Multi-turn manipulation audit

Multi-turn manipulation audit examines how an API-driven LLM agent behaves across a chain of requests. Instead of a single prompt, the test follows a workflow where earlier responses influence later instructions, tool usage, and data exposure. The goal is to detect whether an agent can be steered into executing unintended actions, exfiltrating information, or bypassing guardrails over multiple conversational turns.

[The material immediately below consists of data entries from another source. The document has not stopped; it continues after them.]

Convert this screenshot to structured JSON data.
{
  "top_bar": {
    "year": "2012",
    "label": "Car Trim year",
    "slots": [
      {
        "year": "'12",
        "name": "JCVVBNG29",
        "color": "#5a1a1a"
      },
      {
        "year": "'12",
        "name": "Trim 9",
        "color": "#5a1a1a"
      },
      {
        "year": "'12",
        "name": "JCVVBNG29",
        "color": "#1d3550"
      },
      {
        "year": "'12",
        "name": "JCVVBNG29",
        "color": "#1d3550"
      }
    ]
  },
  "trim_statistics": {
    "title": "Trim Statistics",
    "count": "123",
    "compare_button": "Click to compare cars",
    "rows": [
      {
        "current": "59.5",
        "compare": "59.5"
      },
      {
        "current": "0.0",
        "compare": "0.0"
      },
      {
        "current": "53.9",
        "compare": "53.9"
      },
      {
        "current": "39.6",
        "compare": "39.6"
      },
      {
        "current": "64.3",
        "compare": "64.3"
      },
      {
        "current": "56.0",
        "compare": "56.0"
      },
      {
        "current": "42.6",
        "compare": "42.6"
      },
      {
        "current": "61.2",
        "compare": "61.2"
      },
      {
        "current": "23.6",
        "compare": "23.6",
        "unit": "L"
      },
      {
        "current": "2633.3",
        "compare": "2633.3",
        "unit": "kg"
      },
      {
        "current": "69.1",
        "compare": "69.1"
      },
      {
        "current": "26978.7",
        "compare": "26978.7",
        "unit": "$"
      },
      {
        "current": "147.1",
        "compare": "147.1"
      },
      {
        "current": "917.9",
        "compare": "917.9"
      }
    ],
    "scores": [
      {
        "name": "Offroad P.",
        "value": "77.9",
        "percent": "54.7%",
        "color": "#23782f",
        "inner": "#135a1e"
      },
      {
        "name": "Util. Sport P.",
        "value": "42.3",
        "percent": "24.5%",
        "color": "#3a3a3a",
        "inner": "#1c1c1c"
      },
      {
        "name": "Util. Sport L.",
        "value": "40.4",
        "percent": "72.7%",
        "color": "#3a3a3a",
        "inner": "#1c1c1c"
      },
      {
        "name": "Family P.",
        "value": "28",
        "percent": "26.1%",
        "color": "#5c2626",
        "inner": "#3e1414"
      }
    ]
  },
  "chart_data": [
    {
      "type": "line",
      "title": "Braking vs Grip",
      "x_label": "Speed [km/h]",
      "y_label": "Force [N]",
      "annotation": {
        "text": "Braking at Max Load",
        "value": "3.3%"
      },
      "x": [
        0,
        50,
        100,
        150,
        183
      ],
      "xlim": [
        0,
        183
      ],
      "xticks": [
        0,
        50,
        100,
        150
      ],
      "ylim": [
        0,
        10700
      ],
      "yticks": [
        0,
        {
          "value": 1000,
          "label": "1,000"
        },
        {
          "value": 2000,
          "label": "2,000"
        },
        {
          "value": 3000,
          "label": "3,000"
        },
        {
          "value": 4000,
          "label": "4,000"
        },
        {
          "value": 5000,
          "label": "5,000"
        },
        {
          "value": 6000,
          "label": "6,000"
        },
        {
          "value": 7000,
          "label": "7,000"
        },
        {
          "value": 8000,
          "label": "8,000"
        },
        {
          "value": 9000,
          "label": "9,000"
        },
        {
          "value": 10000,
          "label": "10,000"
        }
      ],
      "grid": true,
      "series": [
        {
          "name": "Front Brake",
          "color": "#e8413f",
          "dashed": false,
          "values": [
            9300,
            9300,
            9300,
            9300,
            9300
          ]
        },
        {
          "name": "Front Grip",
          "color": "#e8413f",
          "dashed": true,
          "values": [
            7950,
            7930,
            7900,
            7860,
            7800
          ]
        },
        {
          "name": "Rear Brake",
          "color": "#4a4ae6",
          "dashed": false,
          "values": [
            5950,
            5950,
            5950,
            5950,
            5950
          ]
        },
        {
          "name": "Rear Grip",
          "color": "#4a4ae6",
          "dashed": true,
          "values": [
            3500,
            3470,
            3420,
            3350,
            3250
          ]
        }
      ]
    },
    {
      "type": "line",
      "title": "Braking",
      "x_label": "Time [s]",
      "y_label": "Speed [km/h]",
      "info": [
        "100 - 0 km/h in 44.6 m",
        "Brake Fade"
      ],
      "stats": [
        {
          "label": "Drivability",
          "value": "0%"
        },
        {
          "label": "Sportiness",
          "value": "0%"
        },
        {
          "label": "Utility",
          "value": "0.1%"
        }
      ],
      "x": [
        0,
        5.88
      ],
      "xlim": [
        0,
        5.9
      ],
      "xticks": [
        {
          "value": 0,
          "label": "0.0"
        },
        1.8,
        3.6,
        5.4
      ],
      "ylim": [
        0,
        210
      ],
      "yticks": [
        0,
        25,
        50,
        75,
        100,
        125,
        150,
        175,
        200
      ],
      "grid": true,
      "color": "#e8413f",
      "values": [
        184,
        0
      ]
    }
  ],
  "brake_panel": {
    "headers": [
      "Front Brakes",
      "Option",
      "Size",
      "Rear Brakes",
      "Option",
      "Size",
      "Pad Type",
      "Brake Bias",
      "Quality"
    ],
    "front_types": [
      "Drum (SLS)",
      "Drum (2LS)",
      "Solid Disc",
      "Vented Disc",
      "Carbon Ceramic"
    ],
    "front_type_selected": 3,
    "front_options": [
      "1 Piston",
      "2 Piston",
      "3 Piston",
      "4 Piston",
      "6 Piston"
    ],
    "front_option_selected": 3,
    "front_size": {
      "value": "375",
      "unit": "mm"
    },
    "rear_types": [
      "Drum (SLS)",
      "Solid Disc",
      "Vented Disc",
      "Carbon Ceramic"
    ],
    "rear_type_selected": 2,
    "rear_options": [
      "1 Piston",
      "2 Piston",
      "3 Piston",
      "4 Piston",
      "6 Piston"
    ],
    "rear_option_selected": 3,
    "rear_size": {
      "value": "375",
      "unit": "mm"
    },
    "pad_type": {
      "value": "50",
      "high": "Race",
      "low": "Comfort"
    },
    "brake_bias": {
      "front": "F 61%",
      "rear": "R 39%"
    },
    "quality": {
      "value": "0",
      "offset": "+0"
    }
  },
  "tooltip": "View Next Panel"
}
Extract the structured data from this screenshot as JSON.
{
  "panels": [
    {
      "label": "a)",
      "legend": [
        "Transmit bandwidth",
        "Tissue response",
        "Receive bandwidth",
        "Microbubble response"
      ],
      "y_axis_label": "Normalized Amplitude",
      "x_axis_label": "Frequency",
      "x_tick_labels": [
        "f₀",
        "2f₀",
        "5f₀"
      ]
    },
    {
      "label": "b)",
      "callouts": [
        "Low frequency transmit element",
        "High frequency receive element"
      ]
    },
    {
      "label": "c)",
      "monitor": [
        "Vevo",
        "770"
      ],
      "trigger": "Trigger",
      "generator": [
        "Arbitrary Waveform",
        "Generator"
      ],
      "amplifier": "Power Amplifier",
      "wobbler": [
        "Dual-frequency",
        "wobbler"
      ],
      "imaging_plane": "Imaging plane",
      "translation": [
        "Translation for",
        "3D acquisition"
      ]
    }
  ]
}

Without a structured multi-turn audit, teams miss chained prompt-injection paths that only appear after several interactions. An agent may appear safe in isolation but can be coaxed into roleplay jailbreaks, instruction override, or PII extraction after following a sequence of plausible requests. This exposes surface to indirect prompt injection, token smuggling, and tool-abuse that single-turn tests do not surface, increasing the chance of real-world compromise through conversational interfaces.

Begin with reconnaissance to identify endpoints that accept LLM inputs or generate agentic behavior. Run a baseline quick scan to establish a score, then progress to Standard and Deep tiers that increase chain length and probe complexity. Track findings across turns, correlate indicators such as repeated jailbreak patterns or encoded exfiltration, and document which turns trigger unsafe outcomes. Use the results to tighten system instructions, constrain tool permissions, and add turn-level monitoring.

middlebrick scan https://api.example.com/agent --tier deep --output json

middleBrick maps findings to OWASP API Top 10 (2023) and supports audit evidence for SOC 2 Type II and PCI-DSS 4.0. It runs 18 adversarial probes across three scan tiers focused on system prompt extraction, instruction override, DAN and roleplay jailbreaks, data exfiltration, cost exploitation, encoding bypasses, translation-embedded injection, few-shot poisoning, markdown injection, multi-turn manipulation, indirect prompt injection, token smuggling, tool-abuse, nested instruction injection, and PII extraction. The scanner parses OpenAPI 3.0, 3.1, and Swagger 2.0 with recursive $ref resolution and cross-references spec definitions against runtime behavior to highlight undefined security schemes and deprecated operations.

middleBrick is a scanner and does not fix, patch, or remediate findings. It does not perform active SQL injection or command injection testing, and it does not detect business logic vulnerabilities that require domain context. Blind SSRF that relies on out-of-band infrastructure is out of scope. The tool surfaces findings and remediation guidance; validation and prioritization still require human expertise aligned with your application architecture and threat model.